Avoids a subsequent upward search for the non-existent breaker
ending up in a NULL pointer access; afl test case 005/Apr27 from jsg@.
When the last line of a table layout turns out to be empty, it is deleted.
Do not just free the struct tbl_row but also make sure that no pointer
to it remains. Fixing a use after free found by jsg@ with afl.
Unify mdoc_deroff() and man_deroff() into a common function deroff().
No functional change except that for mdoc(7), it now skips leading
escape sequences just like it already did for man(7).
Escape sequences rarely occur in mdoc(7) code and if they do,
skipping them is an improvement in this context.
Minus 30 lines of code.
Avoid out-of-bounds read access before the beginning of the
mdoc_macros[] array.
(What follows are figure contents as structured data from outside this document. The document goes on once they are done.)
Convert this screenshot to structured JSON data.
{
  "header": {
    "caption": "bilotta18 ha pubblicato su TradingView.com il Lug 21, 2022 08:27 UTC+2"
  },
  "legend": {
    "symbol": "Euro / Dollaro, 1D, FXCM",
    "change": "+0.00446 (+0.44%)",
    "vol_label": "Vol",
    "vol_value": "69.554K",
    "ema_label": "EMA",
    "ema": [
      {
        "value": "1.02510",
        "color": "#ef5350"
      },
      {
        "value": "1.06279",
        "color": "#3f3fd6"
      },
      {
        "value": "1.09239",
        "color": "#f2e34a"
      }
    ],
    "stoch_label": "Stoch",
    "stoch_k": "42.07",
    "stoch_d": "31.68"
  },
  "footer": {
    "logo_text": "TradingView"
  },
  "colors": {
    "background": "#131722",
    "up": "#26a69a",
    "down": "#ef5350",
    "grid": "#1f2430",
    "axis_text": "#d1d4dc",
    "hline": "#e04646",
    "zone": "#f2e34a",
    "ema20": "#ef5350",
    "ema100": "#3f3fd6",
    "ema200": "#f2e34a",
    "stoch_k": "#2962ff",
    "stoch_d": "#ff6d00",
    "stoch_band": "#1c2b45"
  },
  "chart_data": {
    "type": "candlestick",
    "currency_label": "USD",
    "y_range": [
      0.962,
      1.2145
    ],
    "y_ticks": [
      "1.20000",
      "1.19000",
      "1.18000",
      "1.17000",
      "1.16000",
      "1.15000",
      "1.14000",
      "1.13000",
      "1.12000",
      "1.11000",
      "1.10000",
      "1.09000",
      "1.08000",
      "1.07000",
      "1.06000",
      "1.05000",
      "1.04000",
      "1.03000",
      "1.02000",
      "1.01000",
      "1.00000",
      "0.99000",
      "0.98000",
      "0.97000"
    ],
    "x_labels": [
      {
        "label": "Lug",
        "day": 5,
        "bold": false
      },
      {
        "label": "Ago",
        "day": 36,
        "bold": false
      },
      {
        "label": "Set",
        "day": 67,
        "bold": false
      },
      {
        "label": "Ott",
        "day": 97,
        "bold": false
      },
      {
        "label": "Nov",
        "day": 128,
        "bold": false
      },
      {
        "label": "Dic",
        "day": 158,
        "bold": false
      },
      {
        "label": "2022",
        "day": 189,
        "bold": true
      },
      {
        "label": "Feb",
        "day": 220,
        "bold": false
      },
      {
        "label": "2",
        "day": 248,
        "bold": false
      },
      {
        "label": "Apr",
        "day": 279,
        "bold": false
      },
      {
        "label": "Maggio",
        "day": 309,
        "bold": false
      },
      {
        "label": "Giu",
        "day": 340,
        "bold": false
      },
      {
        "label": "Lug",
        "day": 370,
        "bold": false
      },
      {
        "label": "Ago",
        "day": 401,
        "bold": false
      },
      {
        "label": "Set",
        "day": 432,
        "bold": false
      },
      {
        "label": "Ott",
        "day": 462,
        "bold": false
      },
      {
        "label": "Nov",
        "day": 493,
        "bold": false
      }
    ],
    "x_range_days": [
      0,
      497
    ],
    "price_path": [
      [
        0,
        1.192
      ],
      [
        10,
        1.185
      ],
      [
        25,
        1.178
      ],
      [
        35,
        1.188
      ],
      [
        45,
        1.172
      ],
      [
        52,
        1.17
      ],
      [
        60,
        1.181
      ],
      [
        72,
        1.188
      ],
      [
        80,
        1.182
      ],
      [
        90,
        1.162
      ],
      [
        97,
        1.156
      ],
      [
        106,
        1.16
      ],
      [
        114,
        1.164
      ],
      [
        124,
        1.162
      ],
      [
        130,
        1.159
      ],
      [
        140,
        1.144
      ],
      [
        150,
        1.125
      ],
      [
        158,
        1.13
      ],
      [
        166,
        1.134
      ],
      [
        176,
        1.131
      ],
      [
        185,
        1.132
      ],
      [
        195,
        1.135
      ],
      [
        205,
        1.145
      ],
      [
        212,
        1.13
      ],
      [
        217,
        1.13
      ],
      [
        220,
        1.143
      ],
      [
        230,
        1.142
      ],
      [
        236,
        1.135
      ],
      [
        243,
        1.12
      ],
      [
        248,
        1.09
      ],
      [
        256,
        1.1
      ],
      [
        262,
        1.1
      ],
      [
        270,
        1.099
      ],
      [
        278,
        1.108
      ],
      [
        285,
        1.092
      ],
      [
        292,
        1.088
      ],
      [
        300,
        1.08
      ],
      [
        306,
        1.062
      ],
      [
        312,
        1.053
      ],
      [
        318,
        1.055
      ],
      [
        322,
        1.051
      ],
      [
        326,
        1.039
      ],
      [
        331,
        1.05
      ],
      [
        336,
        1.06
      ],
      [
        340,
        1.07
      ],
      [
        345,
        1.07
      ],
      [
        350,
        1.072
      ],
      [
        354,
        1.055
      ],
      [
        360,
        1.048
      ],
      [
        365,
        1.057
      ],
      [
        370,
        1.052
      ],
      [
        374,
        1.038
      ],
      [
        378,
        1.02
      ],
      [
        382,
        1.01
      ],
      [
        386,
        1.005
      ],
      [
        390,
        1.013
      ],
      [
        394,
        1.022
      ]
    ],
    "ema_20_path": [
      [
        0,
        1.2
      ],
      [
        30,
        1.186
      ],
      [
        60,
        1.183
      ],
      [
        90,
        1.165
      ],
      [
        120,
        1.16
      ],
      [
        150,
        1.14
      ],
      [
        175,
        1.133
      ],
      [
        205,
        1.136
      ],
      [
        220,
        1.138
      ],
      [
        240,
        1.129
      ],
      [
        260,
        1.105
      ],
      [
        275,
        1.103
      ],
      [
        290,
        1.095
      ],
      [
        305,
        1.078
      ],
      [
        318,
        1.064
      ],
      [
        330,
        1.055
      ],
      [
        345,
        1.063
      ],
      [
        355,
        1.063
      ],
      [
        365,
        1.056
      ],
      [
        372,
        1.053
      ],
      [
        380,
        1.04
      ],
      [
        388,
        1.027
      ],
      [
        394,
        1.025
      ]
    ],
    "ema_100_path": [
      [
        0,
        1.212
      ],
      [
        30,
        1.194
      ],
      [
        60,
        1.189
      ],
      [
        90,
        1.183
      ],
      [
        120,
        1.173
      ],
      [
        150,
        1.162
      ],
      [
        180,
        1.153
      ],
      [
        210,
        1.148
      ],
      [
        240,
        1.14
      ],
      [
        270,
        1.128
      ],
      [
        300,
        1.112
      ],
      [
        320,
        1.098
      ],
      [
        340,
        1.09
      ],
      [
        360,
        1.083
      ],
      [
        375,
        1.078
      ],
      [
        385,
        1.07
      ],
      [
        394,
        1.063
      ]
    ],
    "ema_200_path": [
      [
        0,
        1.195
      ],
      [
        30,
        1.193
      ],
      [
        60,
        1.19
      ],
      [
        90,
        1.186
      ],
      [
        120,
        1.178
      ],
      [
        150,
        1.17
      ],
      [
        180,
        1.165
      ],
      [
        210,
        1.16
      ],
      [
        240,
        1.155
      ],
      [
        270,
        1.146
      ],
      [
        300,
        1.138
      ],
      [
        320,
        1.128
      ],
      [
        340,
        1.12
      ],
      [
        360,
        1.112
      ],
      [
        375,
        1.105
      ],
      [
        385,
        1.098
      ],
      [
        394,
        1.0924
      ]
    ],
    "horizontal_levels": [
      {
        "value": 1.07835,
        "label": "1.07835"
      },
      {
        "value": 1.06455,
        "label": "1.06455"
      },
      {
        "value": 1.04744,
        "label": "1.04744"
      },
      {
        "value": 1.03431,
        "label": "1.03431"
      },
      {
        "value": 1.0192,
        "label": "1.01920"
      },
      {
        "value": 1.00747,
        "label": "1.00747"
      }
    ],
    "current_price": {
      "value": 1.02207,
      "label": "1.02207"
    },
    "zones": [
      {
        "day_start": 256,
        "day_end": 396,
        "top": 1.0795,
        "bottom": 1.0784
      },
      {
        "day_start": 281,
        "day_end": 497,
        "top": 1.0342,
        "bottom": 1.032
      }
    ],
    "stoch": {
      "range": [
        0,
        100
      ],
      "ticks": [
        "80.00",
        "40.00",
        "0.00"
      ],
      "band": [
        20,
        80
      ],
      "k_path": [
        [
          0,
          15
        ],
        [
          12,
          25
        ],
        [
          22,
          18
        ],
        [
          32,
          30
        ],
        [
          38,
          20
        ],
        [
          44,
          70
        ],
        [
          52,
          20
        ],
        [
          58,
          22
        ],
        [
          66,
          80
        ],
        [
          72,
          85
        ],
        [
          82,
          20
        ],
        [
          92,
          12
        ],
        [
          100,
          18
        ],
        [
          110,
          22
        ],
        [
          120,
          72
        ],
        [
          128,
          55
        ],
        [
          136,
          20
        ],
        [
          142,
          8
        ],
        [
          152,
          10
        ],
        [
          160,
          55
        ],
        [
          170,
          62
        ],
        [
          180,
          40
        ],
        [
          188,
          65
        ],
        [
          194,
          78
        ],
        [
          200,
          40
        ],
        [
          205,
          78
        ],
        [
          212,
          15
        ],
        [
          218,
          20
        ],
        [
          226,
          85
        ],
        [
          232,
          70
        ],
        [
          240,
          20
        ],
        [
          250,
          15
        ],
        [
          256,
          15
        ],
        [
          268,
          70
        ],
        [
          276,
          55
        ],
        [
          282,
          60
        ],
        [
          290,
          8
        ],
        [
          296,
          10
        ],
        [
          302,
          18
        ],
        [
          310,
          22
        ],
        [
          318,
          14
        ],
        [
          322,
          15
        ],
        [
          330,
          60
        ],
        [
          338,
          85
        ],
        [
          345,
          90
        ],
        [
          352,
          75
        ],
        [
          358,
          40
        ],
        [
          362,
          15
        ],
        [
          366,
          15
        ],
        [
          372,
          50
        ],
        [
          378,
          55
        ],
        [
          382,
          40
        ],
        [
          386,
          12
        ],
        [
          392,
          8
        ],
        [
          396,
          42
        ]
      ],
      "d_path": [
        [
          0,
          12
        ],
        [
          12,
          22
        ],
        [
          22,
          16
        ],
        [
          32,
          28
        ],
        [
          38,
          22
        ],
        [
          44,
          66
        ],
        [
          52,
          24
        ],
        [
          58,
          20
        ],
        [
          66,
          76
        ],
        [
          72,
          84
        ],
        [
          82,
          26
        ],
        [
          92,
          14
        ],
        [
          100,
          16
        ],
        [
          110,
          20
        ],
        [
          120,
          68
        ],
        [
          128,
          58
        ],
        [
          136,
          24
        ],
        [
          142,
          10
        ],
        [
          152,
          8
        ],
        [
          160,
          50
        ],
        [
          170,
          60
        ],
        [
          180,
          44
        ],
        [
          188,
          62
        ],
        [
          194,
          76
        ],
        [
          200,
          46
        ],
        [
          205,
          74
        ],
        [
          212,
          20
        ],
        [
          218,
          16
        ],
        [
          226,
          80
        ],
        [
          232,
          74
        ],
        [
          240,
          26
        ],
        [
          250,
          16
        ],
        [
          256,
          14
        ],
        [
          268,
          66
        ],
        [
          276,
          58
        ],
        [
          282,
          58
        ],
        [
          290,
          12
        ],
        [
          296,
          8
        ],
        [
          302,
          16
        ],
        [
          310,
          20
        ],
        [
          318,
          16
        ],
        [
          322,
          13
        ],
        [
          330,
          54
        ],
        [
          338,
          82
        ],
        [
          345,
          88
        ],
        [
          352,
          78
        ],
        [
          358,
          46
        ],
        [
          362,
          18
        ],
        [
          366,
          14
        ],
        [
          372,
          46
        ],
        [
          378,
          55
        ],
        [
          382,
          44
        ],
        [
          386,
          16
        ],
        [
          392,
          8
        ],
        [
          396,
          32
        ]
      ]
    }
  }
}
This sometimes prevented proper warnings
about text nodes preceding the first section header.
More than one data field may follow T} on the same input line.
Issue found by Christian Neukirchen <chneukirchen at gmail dot com>
in the socket(2) manual on Linux.
Also fixes major rendering bugs (including partial loss of content)
in XkbChangeControls(3), XkbFreeClientMap(3), XkbGetMap(3),
XkbKeyNumGroups(3), and XkbSetMap(3).
If an explicit line break request (.br or .sp) occurs within an .HP block,
the next line doesn't hang, but is simply indented.
Issue found by Christian Neukirchen <chneukirchen at gmail dot com>
in the dmsetup(8) manual on Linux.
This patch also improves the indentation of XDGA(3) and XrmGetResource(3).
Unify trickier node handling functions.
* man_elem_alloc() -> roff_elem_alloc()
* man_block_alloc() -> roff_block_alloc()
The functions mdoc_elem_alloc() and mdoc_block_alloc() remain for
now because they need to do mdoc(7)-specific argument processing.
Decouple the token code for "no request or macro" from the individual
high-level parsers to allow further unification of functions that
only need to recognize this code, but that don't care about different
high-level macrosets beyond that.
Unify node handling functions:
* node_alloc() for mdoc and man_node_alloc() -> roff_node_alloc()
* node_append() for mdoc and man_node_append() -> roff_node_append()
* mdoc_head_alloc() and man_head_alloc() -> roff_head_alloc()
* mdoc_body_alloc() and man_body_alloc() -> roff_body_alloc()
* mdoc_node_unlink() and man_node_unlink() -> roff_node_unlink()
* mdoc_node_free() and man_node_free() -> roff_node_free()
* mdoc_node_delete() and man_node_delete() -> roff_node_delete()
Minus 130 lines of code, no functional change.
Delete the wrapper functions mdoc_meta(), man_meta(), mdoc_node(),
man_node() from the mandoc(3) semi-public interface and the internal
wrapper functions print_mdoc() and print_man() from the HTML formatters.
Minus 60 lines of code, no functional change.
Unify {mdoc,man}_{alloc,reset,free}() into roff_man_{alloc,reset,free}().
Minus 80 lines of code, no functional change.
Written on the train from Koeln to Wolfsburg returning from p2k15.
Move mdoc_hash_init() and man_hash_init() to libmandoc.h
and call them from mparse_alloc() and choose_parser(),
preparing unified allocation of struct roff_man.
Profit from the unified struct roff_man and reduce the number of
arguments of mparse_result() by one. No functional change.
Written on the ICE Bruxelles-Koeln on the way back from p2k15.
Replace the structs mdoc and man by a unified struct roff_man.
Almost completely mechanical, no functional change.
Written on the train from Exeter to London returning from p2k15.